2. Description of Related Art
Lead zirconate titanate (PZT: Pb(ZryTi1-y)O3, 0<y<1) is a typical ferroelectric material capable of storing a large amount of electric charge, and used in capacitors and thin film memories. PZT has pyroelectricity and piezoelectricity based on the ferroelectricity thereof. PZT has high piezoelectric performance, and its mechanical quality factor Qm can be controlled easily by adjusting the composition or adding an element thereto. This allows PZT to be applied to sensors, actuators, ultrasonic motors, filter circuits, and oscillators.

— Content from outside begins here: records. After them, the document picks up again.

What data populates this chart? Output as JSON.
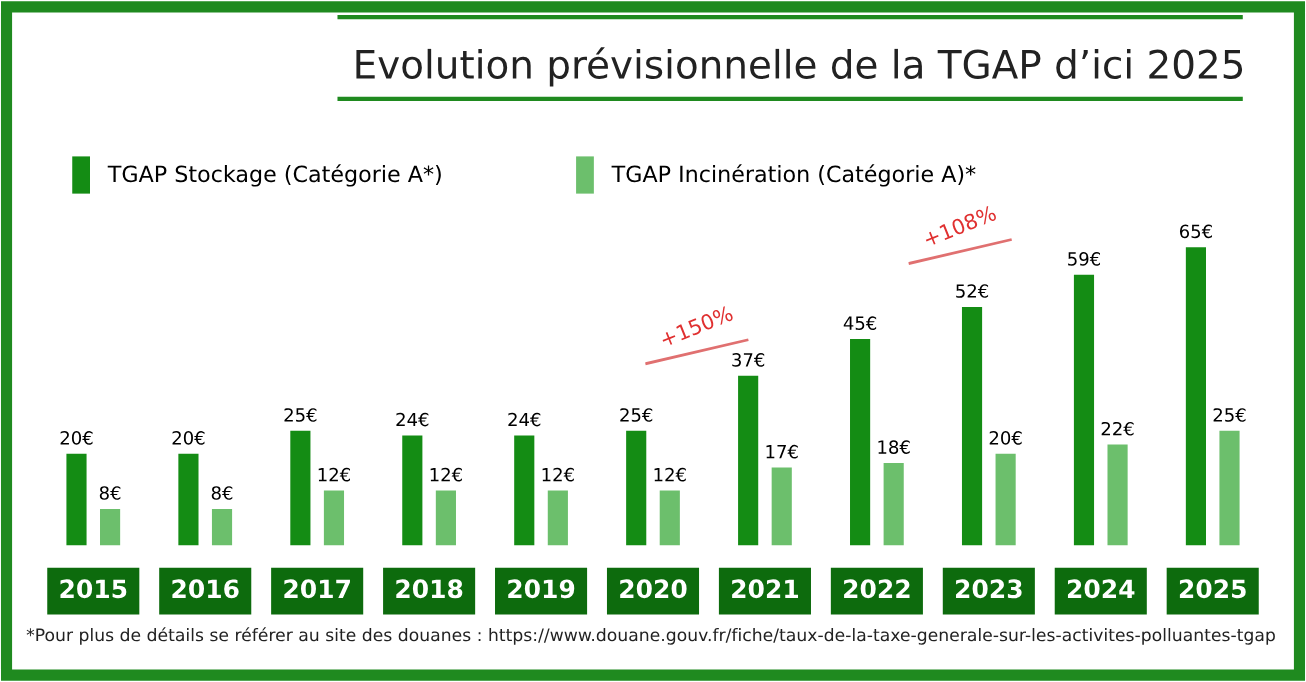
{
  "chart_data": {
    "type": "bar",
    "title": "Evolution prévisionnelle de la TGAP d’ici 2025",
    "categories": [
      "2015",
      "2016",
      "2017",
      "2018",
      "2019",
      "2020",
      "2021",
      "2022",
      "2023",
      "2024",
      "2025"
    ],
    "series": [
      {
        "name": "TGAP Stockage (Catégorie A*)",
        "color": "#148c14",
        "values": [
          20,
          20,
          25,
          24,
          24,
          25,
          37,
          45,
          52,
          59,
          65
        ],
        "value_labels": [
          "20€",
          "20€",
          "25€",
          "24€",
          "24€",
          "25€",
          "37€",
          "45€",
          "52€",
          "59€",
          "65€"
        ]
      },
      {
        "name": "TGAP Incinération (Catégorie A)*",
        "color": "#6cbf6c",
        "values": [
          8,
          8,
          12,
          12,
          12,
          12,
          17,
          18,
          20,
          22,
          25
        ],
        "value_labels": [
          "8€",
          "8€",
          "12€",
          "12€",
          "12€",
          "12€",
          "17€",
          "18€",
          "20€",
          "22€",
          "25€"
        ]
      }
    ],
    "legend": "top left",
    "annotations": [
      "+150%",
      "+108%",
      "*Pour plus de détails se référer au site des douanes : https://www.douane.gouv.fr/fiche/taux-de-la-taxe-generale-sur-les-activites-polluantes-tgap"
    ]
  }
}
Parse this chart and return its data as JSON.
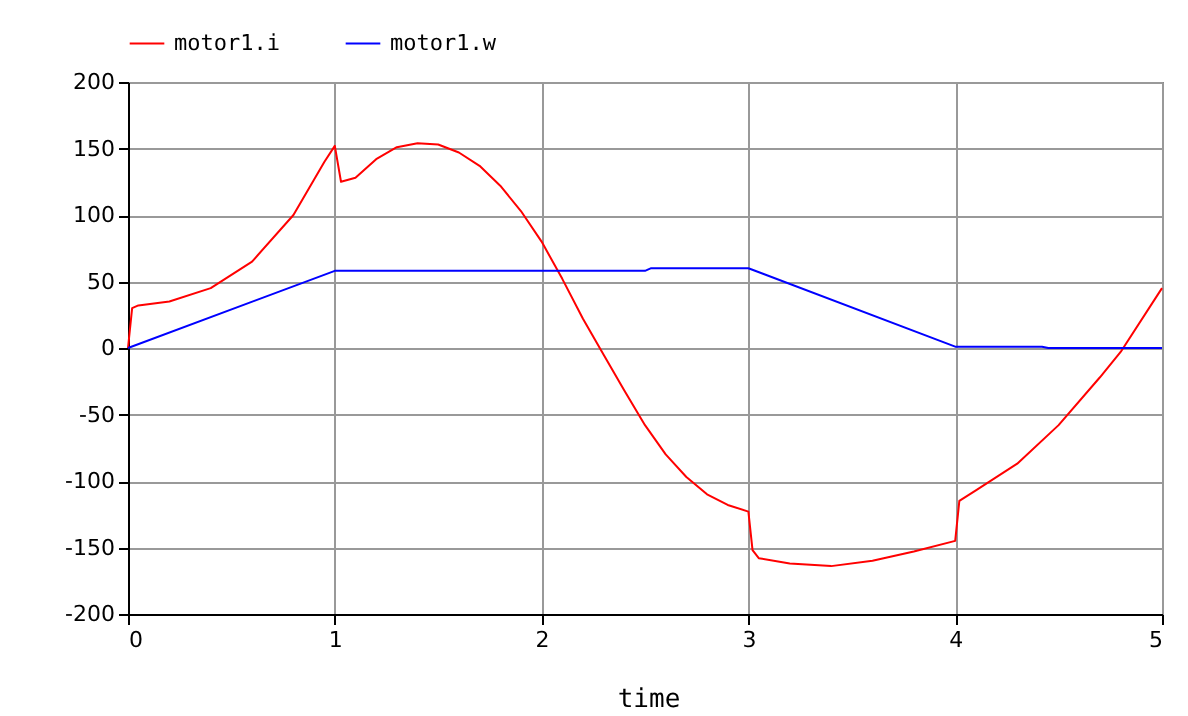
{
  "chart_data": {
    "type": "line",
    "xlabel": "time",
    "xlim": [
      0,
      5
    ],
    "xticks": [
      0,
      1,
      2,
      3,
      4,
      5
    ],
    "ylim": [
      -200,
      200
    ],
    "yticks": [
      -200,
      -150,
      -100,
      -50,
      0,
      50,
      100,
      150,
      200
    ],
    "grid": true,
    "legend": "top left",
    "line_style": "solid",
    "marker": "none",
    "series": [
      {
        "name": "motor1.i",
        "color": "#ff0000",
        "x": [
          0,
          0.02,
          0.05,
          0.2,
          0.4,
          0.6,
          0.8,
          0.95,
          1.0,
          1.03,
          1.1,
          1.2,
          1.3,
          1.4,
          1.5,
          1.6,
          1.7,
          1.8,
          1.9,
          2.0,
          2.1,
          2.2,
          2.3,
          2.4,
          2.5,
          2.6,
          2.7,
          2.8,
          2.9,
          3.0,
          3.02,
          3.05,
          3.2,
          3.4,
          3.6,
          3.8,
          4.0,
          4.02,
          4.1,
          4.3,
          4.5,
          4.7,
          4.8,
          5.0
        ],
        "values": [
          0,
          30,
          32,
          35,
          45,
          65,
          100,
          140,
          152,
          125,
          128,
          142,
          151,
          154,
          153,
          147,
          137,
          122,
          103,
          80,
          52,
          22,
          -5,
          -32,
          -58,
          -80,
          -97,
          -110,
          -118,
          -123,
          -152,
          -158,
          -162,
          -164,
          -160,
          -153,
          -145,
          -115,
          -107,
          -87,
          -58,
          -22,
          -3,
          45
        ]
      },
      {
        "name": "motor1.w",
        "color": "#0000ff",
        "x": [
          0,
          1.0,
          2.5,
          2.53,
          3.0,
          4.0,
          4.42,
          4.45,
          5.0
        ],
        "values": [
          0,
          58,
          58,
          60,
          60,
          1,
          1,
          0,
          0
        ]
      }
    ]
  }
}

PZT, however, contains a large amount of lead. In recent years, there has been a growing concern that lead leached from waste may cause serious damage to the ecosystem and the environment. Accordingly, there has been an international movement toward restricting the use of lead. For this reason, lead-free ferroelectric materials, unlike PZT, have been in demand.
One of the lead-free ferroelectric materials that are currently under development is, for example, a perovskite-type composite oxide [(Bi0.5Na0.5)1-zBaz]TiO3 made of bismuth (Bi), sodium (Na), barium (Ba), and titanium (Ti). JP 4(1992)-60073 B and T. Takenaka et al., Japanese Journal of Applied Physics, Vol. 30, No. 9B, (1991), pp. 2236-2239 disclose that this ferroelectric material exhibits high piezoelectric performance of about 125 pC/N in terms of a piezoelectric constant d33, when the content of barium z (=[Ba/(Bi+Na+Ba)] is 5 to 10%. The piezoelectric performance of the ferroelectric material is, however, lower than that of PZT.
JP 2007-266346 A and H. W. Cheng et al., Applied Physics Letters, Vol. 85, (2004), pp. 2319-2321 disclose that a (Bi,Na,Ba)TiO3 film that is oriented in a specific direction is fabricated. It is expected that the alignment of the polarization axes in the (Bi,Na,Ba)TiO3 film with the orientation improves the ferroelectric properties of the film, such as remanent polarization and piezoelectric performance.
JP 10(1998)-182291 A discloses (particularly in paragraph 0020) that a substrate having a surface on which a buffer layer is formed can control the orientation of a Bi4Ti3O12 ferroelectric film, although it does not refer to a (Bi,Na,Ba)TiO3 film. This publication also discloses that the buffer layer preferably contains all or a part of the constituent elements of the ferroelectric film to be formed thereon.